Their camaraderie and the heated arguments capture the essence of the personalities and issues, such as SNCC’s resentments over the outside groups. But a separate peace meeting between Coretta and Malcolm X (Nigel Thatch) diminishes its political significance between opposing tacticians by having, unfortunately, the feeling of perfunctory historical accuracy.

On a scale much larger than her earlier indie film collaborations with cinematographer Bradford Young, DuVernay stylistically distinguishes between the three attempts to get to Montgomery, the capital of Alabama, the first of which stunned the nation with its horrific violence. In the years before the 24/7 cable news cycle, it was electrifying that networks broke into programming to air the beatings by Southern deputies, cheered on by bystanders. (Reconstructions of the actual black-and-white press photographs that had a tremendous impact on public opinion, and Congress, are integrated in.)

Afterwards, King sent out a nationwide call for religious people of conscience to join the marchers, though dialogue confusingly calls them all “priests,” and DuVernay, too, obviously puts a colorfully attired, bearded Greek Orthodox patriarch arm-in-arm up front, who was not so visible in archival photographs. While the film usefully clarifies King’s prayerful “Turn Around Tuesday” that was fraught and confusing to the public at the time, the fatal attack on a white supporter is clearly shown to galvanize the country, more so than the earlier deaths of African Americans.

Some of the controversy over the portrayal of LBJ is attributable to Tom Wilkinson’s restrained and oddly cold performance, which doesn’t match Bryan Cranston’s Tony-winning embodiment of the president as a physically imposing and wily manipulative politician in All The Way (which will be re-created in an upcoming HBO mini-series). The LBJ Presidential Library has unfortunately and unnecessarily sent out a call to its scholars to criticize the film and to defend his legitimate legacy for getting the Civil Rights Act passed in 1964 and the Voting Rights Act in 1965.  Yet the defenders’ citation of a January 15, 1965 between the two men ironically supports the film’s contention that Johnson tried to convince King to wait until his full plate of other Great Society measures were pushed through Congress, according to the call.

Those who criticize the film’s portrayal of the president as unhelpful to the marchers downplay a key scene of LBJ confronting the obstinate Alabama Governor George Wallace (Tim Roth, also in a surprisingly controlled performance) in the Oval Office. Johnson presses him to just let the Negroes vote already. Also, FBI Director J. Edgar Hoover (Dylan Baker) is seen as more concerned that King is, as Hoover insists, a sexual degenerate. He was actually fiercely and obsessively convinced that King was a Communist. Further, no historian has turned up any evidence to support the film’s nasty assertion that LBJ spitefully authorized Hoover to release bugged hotel bedroom tapes to Mrs.
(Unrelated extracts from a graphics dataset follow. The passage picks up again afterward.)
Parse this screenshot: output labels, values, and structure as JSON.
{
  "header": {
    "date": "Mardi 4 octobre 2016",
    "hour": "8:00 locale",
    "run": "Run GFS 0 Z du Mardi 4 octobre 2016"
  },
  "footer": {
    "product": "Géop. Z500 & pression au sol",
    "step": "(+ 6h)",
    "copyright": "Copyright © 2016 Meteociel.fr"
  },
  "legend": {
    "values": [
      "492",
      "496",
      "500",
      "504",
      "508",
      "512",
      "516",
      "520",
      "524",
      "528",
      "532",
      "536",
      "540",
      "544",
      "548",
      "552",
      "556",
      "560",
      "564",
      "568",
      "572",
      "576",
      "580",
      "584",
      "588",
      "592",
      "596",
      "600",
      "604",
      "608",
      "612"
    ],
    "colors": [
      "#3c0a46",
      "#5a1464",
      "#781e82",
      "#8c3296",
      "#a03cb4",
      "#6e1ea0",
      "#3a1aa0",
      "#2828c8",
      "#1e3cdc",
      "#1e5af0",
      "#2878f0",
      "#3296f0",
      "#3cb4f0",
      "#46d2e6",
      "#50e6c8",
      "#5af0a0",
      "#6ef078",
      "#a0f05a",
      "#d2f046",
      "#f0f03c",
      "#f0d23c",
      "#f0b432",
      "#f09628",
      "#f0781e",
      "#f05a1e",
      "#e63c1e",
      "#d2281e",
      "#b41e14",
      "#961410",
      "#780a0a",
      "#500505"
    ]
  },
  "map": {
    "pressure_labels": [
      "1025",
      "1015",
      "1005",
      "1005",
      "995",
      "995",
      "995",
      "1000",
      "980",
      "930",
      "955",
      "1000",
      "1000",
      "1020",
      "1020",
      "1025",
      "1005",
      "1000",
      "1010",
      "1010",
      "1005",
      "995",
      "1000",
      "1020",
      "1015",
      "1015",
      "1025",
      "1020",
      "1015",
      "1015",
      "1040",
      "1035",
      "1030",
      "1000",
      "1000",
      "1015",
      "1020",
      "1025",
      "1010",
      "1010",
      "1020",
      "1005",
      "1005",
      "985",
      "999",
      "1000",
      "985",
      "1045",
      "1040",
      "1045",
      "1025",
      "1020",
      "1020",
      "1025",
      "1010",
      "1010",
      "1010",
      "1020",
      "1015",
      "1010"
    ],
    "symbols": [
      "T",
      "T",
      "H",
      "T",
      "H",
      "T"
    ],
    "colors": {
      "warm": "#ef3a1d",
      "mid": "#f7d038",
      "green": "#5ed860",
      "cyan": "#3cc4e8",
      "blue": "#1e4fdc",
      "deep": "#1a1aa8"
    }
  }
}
King (which were actually sent to her many months earlier).

Unlike the definitive documentary series Eyes on the Prize that emphasized how songs were an integral part of the struggle, the music here is primarily the spirituals that nourished Rev. King’s spirit. (There’s a sweetly moving scene of him calling Mahalia Jackson in the middle of the night to ask her to sing to him.) Not until the end of the credits, when theaters will be empty, is a marchers’ chorus heard, from the Smithsonian Institution archive. These historic anthems come after John Legend and Common’s “Glory,” which deals more with contemporary race relations. This is a missed opportunity to rally for more voter turnout since the Voting Rights Act has recently been truncated by the Supreme Court, and to honor the strong, inspiring, unforgettable people portrayed on screen who sacrificed everything for that right.